Discussion Overview
The discussion revolves around the performance of the Singular Value Decomposition (SVD) algorithm implemented in C compared to MATLAB's SVD. Participants explore the algorithms used by MATLAB, specifically DGESVD from LAPACK, and discuss potential optimizations for improving the performance of SVD implementations.
Discussion Character
- Debate/contested
- Technical explanation
- Exploratory
Main Points Raised
- One participant expresses disappointment in their C implementation of the GR SVD algorithm, noting it performs worse than MATLAB's SVD.
- Another participant points out that MATLAB uses the DGESVD routine from LAPACK for real-valued matrices and suggests checking the documentation for more information.
- A participant indicates they have found the source code for DGESVD but seeks to understand the reasons behind its speed.
- Some participants criticize others for not utilizing MATLAB's documentation effectively and for asking questions that have already been answered in the documentation.

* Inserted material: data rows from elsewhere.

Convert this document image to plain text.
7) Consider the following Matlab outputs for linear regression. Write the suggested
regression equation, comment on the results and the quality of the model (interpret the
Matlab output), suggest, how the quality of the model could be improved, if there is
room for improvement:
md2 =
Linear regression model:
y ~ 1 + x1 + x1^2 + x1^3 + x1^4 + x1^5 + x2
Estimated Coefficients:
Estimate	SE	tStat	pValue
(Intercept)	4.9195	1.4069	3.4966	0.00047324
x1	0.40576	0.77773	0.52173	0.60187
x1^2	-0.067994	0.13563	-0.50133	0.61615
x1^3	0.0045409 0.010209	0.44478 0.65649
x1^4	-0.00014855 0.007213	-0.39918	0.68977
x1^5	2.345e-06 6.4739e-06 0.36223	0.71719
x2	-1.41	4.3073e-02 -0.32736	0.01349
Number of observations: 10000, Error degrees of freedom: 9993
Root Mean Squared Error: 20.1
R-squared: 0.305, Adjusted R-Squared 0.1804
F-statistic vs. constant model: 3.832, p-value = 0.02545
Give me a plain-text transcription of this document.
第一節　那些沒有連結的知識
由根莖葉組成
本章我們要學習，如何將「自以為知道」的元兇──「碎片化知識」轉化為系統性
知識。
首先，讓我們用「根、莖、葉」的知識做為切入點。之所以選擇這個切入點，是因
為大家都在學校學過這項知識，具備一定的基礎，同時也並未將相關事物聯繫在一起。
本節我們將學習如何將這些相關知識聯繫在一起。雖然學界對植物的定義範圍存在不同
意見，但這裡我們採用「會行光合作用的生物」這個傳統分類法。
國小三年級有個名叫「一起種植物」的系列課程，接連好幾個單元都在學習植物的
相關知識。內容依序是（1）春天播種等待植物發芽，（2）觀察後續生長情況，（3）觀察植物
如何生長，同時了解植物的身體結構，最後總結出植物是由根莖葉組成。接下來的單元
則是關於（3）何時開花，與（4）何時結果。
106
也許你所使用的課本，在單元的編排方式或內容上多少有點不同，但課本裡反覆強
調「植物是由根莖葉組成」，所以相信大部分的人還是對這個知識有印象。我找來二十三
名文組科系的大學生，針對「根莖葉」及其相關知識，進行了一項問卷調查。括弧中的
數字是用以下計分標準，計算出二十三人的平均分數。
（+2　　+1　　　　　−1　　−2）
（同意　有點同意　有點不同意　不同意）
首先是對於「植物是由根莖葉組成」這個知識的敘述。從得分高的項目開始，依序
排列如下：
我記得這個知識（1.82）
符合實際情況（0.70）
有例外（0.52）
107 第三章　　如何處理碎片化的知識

- There are suggestions for optimizing SVD implementations through processor-specific techniques, such as vectorization, blocking, and loop unrolling.
- Participants mention the existence of optimized libraries like Intel's hand-tuned BLAS, ATLAS BLAS, and GOTO BLAS, which can significantly outperform naive implementations.
- One participant recommends exploring C++ template metaprogramming with Eigen2 as a potential solution for efficient SVD implementations.
Areas of Agreement / Disagreement
Participants exhibit disagreement regarding the effectiveness of documentation usage and the necessity of asking questions that may already have answers. There is no consensus on the best approach to optimize SVD implementations, as various strategies and libraries are suggested.
Contextual Notes
Participants express varying levels of familiarity with MATLAB and its documentation, leading to misunderstandings about the information available. The discussion also highlights the complexity of optimizing algorithms beyond just the mathematical implementation.
Who May Find This Useful
Individuals interested in algorithm optimization, particularly in the context of SVD and numerical computing, as well as those looking to implement efficient algorithms in C or C++.